POCOP-Type Pincer Complexes of Nickel: Synthesis, Characterization, and Ligand Exchange Reactivities of New Cationic Acetonitrile Adducts

This report describes the synthesis, characterization, and ligand exchange studies of a family of cationic acetonitrile adducts of nickel featuring resorcinol-based, pincer-type POCOP ligands. The compounds [(R-POCOPR′)­Ni­(NCMe)]­[OSO2CF3] (R-POCOPR′ = 2,6-(R′2PO)2­(RnC6H3–n); R′ = i-Pr: R = H (1), p-Me (2), p-OMe (3), p-CO2Me (4), p-Br (5), m,m-t-Bu2 (6), m-OMe (7), m-CO2Me (8); R′ = t-Bu: R = H (9), p-CO2Me (10)) were prepared in 80–93% yields by reacting the corresponding charge-neutral bromo derivatives with Ag­(OSO2CF3) in acetonitrile.

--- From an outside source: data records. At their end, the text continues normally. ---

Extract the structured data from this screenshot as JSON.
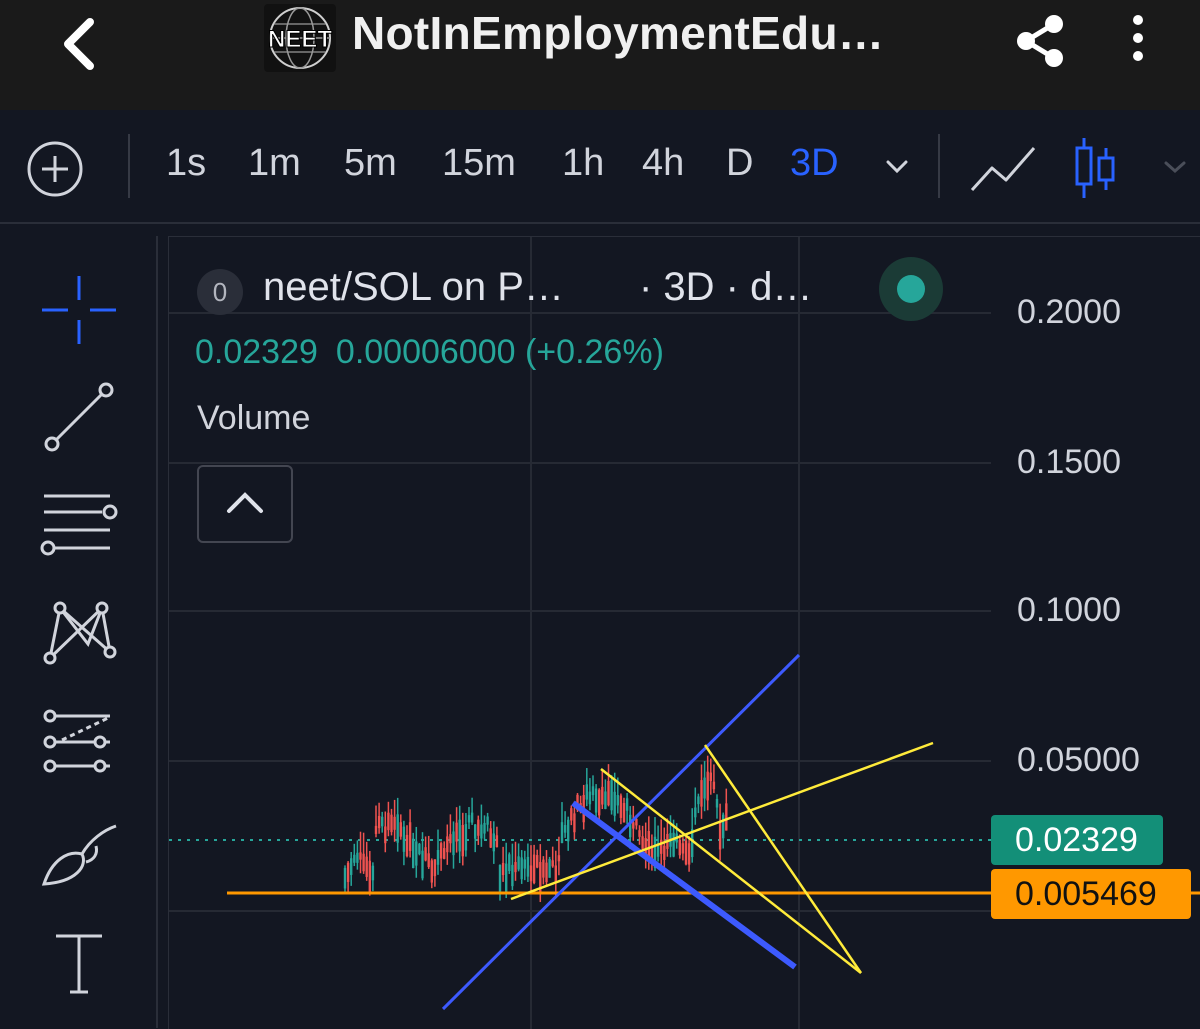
{
  "header": {
    "title": "NotInEmploymentEdu…",
    "logo_text": "NEET"
  },
  "toolbar": {
    "intervals": [
      "1s",
      "1m",
      "5m",
      "15m",
      "1h",
      "4h",
      "D",
      "3D"
    ],
    "active_interval": "3D"
  },
  "legend": {
    "badge": "0",
    "title": "neet/SOL on P…",
    "subtitle": "· 3D · d…",
    "price": "0.02329",
    "change": "0.00006000 (+0.26%)",
    "volume_label": "Volume"
  },
  "price_axis": {
    "labels": [
      "0.2000",
      "0.1500",
      "0.1000",
      "0.05000"
    ],
    "current_price": "0.02329",
    "marked_level": "0.005469"
  },
  "colors": {
    "up": "#26a69a",
    "down": "#ef5350",
    "accent": "#2962ff",
    "trend_blue": "#3d5afe",
    "trend_yellow": "#ffeb3b",
    "level_orange": "#ff9800"
  }
}
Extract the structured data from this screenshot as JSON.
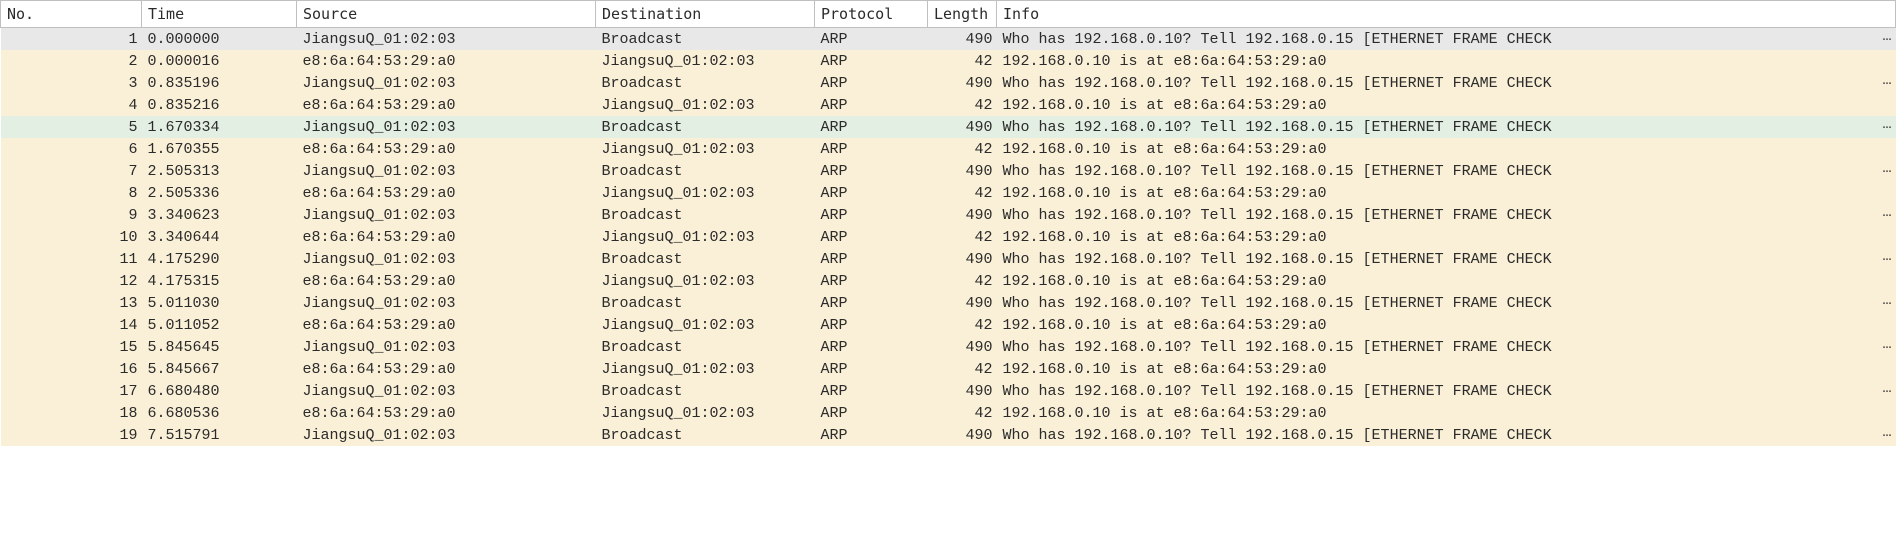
{
  "columns": {
    "no": "No.",
    "time": "Time",
    "source": "Source",
    "destination": "Destination",
    "protocol": "Protocol",
    "length": "Length",
    "info": "Info"
  },
  "info_ellipsis": "…",
  "rows": [
    {
      "no": 1,
      "time": "0.000000",
      "source": "JiangsuQ_01:02:03",
      "destination": "Broadcast",
      "protocol": "ARP",
      "length": 490,
      "info": "Who has 192.168.0.10? Tell 192.168.0.15 [ETHERNET FRAME CHECK ",
      "truncated": true,
      "state": "selected"
    },
    {
      "no": 2,
      "time": "0.000016",
      "source": "e8:6a:64:53:29:a0",
      "destination": "JiangsuQ_01:02:03",
      "protocol": "ARP",
      "length": 42,
      "info": "192.168.0.10 is at e8:6a:64:53:29:a0",
      "truncated": false,
      "state": ""
    },
    {
      "no": 3,
      "time": "0.835196",
      "source": "JiangsuQ_01:02:03",
      "destination": "Broadcast",
      "protocol": "ARP",
      "length": 490,
      "info": "Who has 192.168.0.10? Tell 192.168.0.15 [ETHERNET FRAME CHECK ",
      "truncated": true,
      "state": ""
    },
    {
      "no": 4,
      "time": "0.835216",
      "source": "e8:6a:64:53:29:a0",
      "destination": "JiangsuQ_01:02:03",
      "protocol": "ARP",
      "length": 42,
      "info": "192.168.0.10 is at e8:6a:64:53:29:a0",
      "truncated": false,
      "state": ""
    },
    {
      "no": 5,
      "time": "1.670334",
      "source": "JiangsuQ_01:02:03",
      "destination": "Broadcast",
      "protocol": "ARP",
      "length": 490,
      "info": "Who has 192.168.0.10? Tell 192.168.0.15 [ETHERNET FRAME CHECK ",
      "truncated": true,
      "state": "highlighted"
    },
    {
      "no": 6,
      "time": "1.670355",
      "source": "e8:6a:64:53:29:a0",
      "destination": "JiangsuQ_01:02:03",
      "protocol": "ARP",
      "length": 42,
      "info": "192.168.0.10 is at e8:6a:64:53:29:a0",
      "truncated": false,
      "state": ""
    },
    {
      "no": 7,
      "time": "2.505313",
      "source": "JiangsuQ_01:02:03",
      "destination": "Broadcast",
      "protocol": "ARP",
      "length": 490,
      "info": "Who has 192.168.0.10? Tell 192.168.0.15 [ETHERNET FRAME CHECK ",
      "truncated": true,
      "state": ""
    },
    {
      "no": 8,
      "time": "2.505336",
      "source": "e8:6a:64:53:29:a0",
      "destination": "JiangsuQ_01:02:03",
      "protocol": "ARP",
      "length": 42,
      "info": "192.168.0.10 is at e8:6a:64:53:29:a0",
      "truncated": false,
      "state": ""
    },
    {
      "no": 9,
      "time": "3.340623",
      "source": "JiangsuQ_01:02:03",
      "destination": "Broadcast",
      "protocol": "ARP",
      "length": 490,
      "info": "Who has 192.168.0.10? Tell 192.168.0.15 [ETHERNET FRAME CHECK ",
      "truncated": true,
      "state": ""
    },
    {
      "no": 10,
      "time": "3.340644",
      "source": "e8:6a:64:53:29:a0",
      "destination": "JiangsuQ_01:02:03",
      "protocol": "ARP",
      "length": 42,
      "info": "192.168.0.10 is at e8:6a:64:53:29:a0",
      "truncated": false,
      "state": ""
    },
    {
      "no": 11,
      "time": "4.175290",
      "source": "JiangsuQ_01:02:03",
      "destination": "Broadcast",
      "protocol": "ARP",
      "length": 490,
      "info": "Who has 192.168.0.10? Tell 192.168.0.15 [ETHERNET FRAME CHECK ",
      "truncated": true,
      "state": ""
    },
    {
      "no": 12,
      "time": "4.175315",
      "source": "e8:6a:64:53:29:a0",
      "destination": "JiangsuQ_01:02:03",
      "protocol": "ARP",
      "length": 42,
      "info": "192.168.0.10 is at e8:6a:64:53:29:a0",
      "truncated": false,
      "state": ""
    },
    {
      "no": 13,
      "time": "5.011030",
      "source": "JiangsuQ_01:02:03",
      "destination": "Broadcast",
      "protocol": "ARP",
      "length": 490,
      "info": "Who has 192.168.0.10? Tell 192.168.0.15 [ETHERNET FRAME CHECK ",
      "truncated": true,
      "state": ""
    },
    {
      "no": 14,
      "time": "5.011052",
      "source": "e8:6a:64:53:29:a0",
      "destination": "JiangsuQ_01:02:03",
      "protocol": "ARP",
      "length": 42,
      "info": "192.168.0.10 is at e8:6a:64:53:29:a0",
      "truncated": false,
      "state": ""
    },
    {
      "no": 15,
      "time": "5.845645",
      "source": "JiangsuQ_01:02:03",
      "destination": "Broadcast",
      "protocol": "ARP",
      "length": 490,
      "info": "Who has 192.168.0.10? Tell 192.168.0.15 [ETHERNET FRAME CHECK ",
      "truncated": true,
      "state": ""
    },
    {
      "no": 16,
      "time": "5.845667",
      "source": "e8:6a:64:53:29:a0",
      "destination": "JiangsuQ_01:02:03",
      "protocol": "ARP",
      "length": 42,
      "info": "192.168.0.10 is at e8:6a:64:53:29:a0",
      "truncated": false,
      "state": ""
    },
    {
      "no": 17,
      "time": "6.680480",
      "source": "JiangsuQ_01:02:03",
      "destination": "Broadcast",
      "protocol": "ARP",
      "length": 490,
      "info": "Who has 192.168.0.10? Tell 192.168.0.15 [ETHERNET FRAME CHECK ",
      "truncated": true,
      "state": ""
    },
    {
      "no": 18,
      "time": "6.680536",
      "source": "e8:6a:64:53:29:a0",
      "destination": "JiangsuQ_01:02:03",
      "protocol": "ARP",
      "length": 42,
      "info": "192.168.0.10 is at e8:6a:64:53:29:a0",
      "truncated": false,
      "state": ""
    },
    {
      "no": 19,
      "time": "7.515791",
      "source": "JiangsuQ_01:02:03",
      "destination": "Broadcast",
      "protocol": "ARP",
      "length": 490,
      "info": "Who has 192.168.0.10? Tell 192.168.0.15 [ETHERNET FRAME CHECK ",
      "truncated": true,
      "state": ""
    }
  ]
}
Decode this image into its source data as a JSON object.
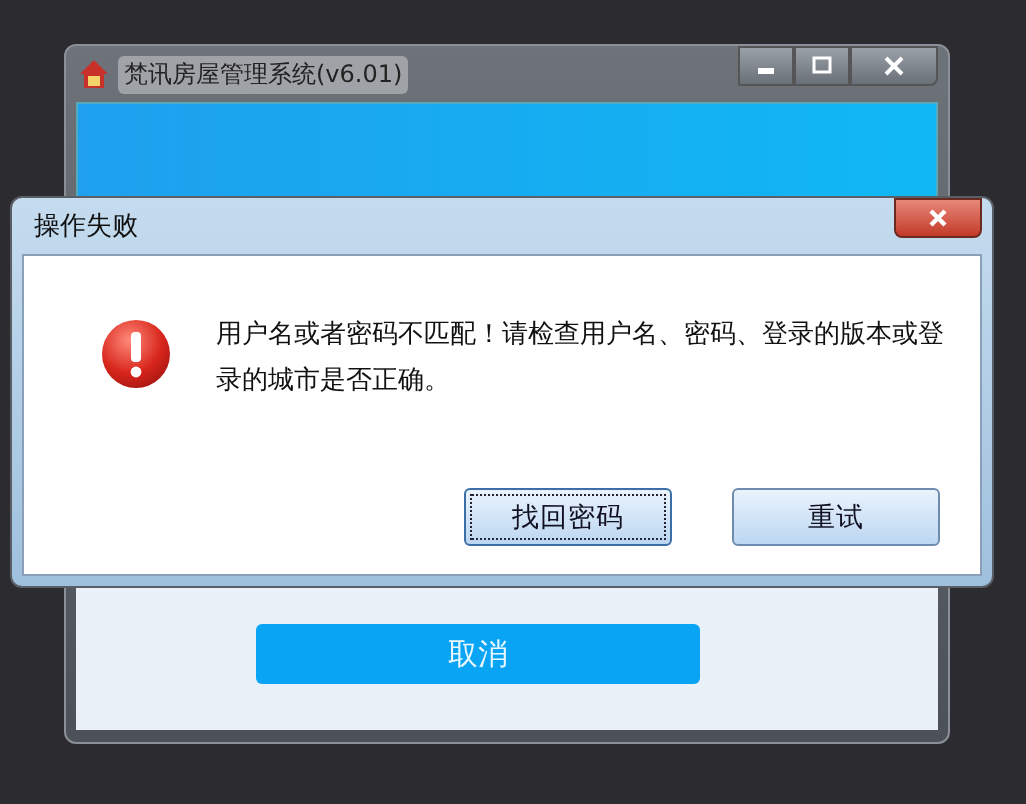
{
  "main_window": {
    "title": "梵讯房屋管理系统(v6.01)",
    "cancel_button": "取消"
  },
  "dialog": {
    "title": "操作失败",
    "message": "用户名或者密码不匹配！请检查用户名、密码、登录的版本或登录的城市是否正确。",
    "buttons": [
      {
        "label": "找回密码",
        "focused": true
      },
      {
        "label": "重试",
        "focused": false
      }
    ]
  }
}
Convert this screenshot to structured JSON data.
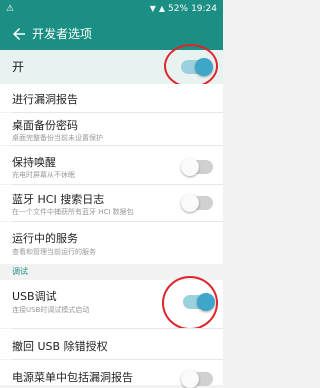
{
  "status": {
    "left": "⚠",
    "wifi": "▼",
    "signal": "▲",
    "battery": "52%",
    "time": "19:24"
  },
  "appbar": {
    "title": "开发者选项"
  },
  "master": {
    "label": "开",
    "on": true
  },
  "rows": [
    {
      "title": "进行漏洞报告",
      "subtitle": ""
    },
    {
      "title": "桌面备份密码",
      "subtitle": "桌面完整备份当前未设置保护"
    },
    {
      "title": "保持唤醒",
      "subtitle": "充电时屏幕从不休眠"
    },
    {
      "title": "蓝牙 HCI 搜索日志",
      "subtitle": "在一个文件中捕获所有蓝牙 HCI 数据包"
    },
    {
      "title": "运行中的服务",
      "subtitle": "查看和管理当前运行的服务"
    }
  ],
  "section_label": "调试",
  "debug_rows": [
    {
      "title": "USB调试",
      "subtitle": "连接USB时调试模式启动",
      "on": true
    },
    {
      "title": "撤回 USB 除错授权",
      "subtitle": ""
    },
    {
      "title": "电源菜单中包括漏洞报告",
      "subtitle": ""
    }
  ]
}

The impact of the R- and R′-substituents on electronics and structures of 1–10 have been probed by NMR, UV–vis, and IR spectra, X-ray crystallography, and cyclic voltammetry measurements. The observed ν­(CN) values were found to increase with the increasing electron-withdrawing nature of R, i.e., in the order 7 < 3 ∼ 2 ∼ 6 < 1 < 5 ∼ 8 < 4 and 9 < 10. This trend is consistent with the anticipation that enhanced electrophilicity of the nickel center should result in an increase in net MeCN→Ni σ-donation. That this transfer of electron density from acetonitrile to the nickel center does not adequately counteract the impact of electron-withdrawing substituents was evident from the measured redox potentials: the MeO2C-substituted cations showed the highest oxidation potentials. Moreover, all cationic adducts showed greater oxidation potentials compared with their corresponding charge-neutral bromo precursors. Equilibrium studies conducted with selected [(R-POCOPR′)­Ni­(NCMe)]­[OSO2CF3] and (R-POCOPR′)­NiBr (R′ = i-Pr) have confirmed facile MeCN/Br exchange between these derivatives and show that the cationic adducts are stabilized with MeO-POCOP, whereas the charge-neutral bromo species are stabilized with MeO2C-POCOP. The potential implications of these findings for the catalytic reactivities of the title cationic complexes have been discussed.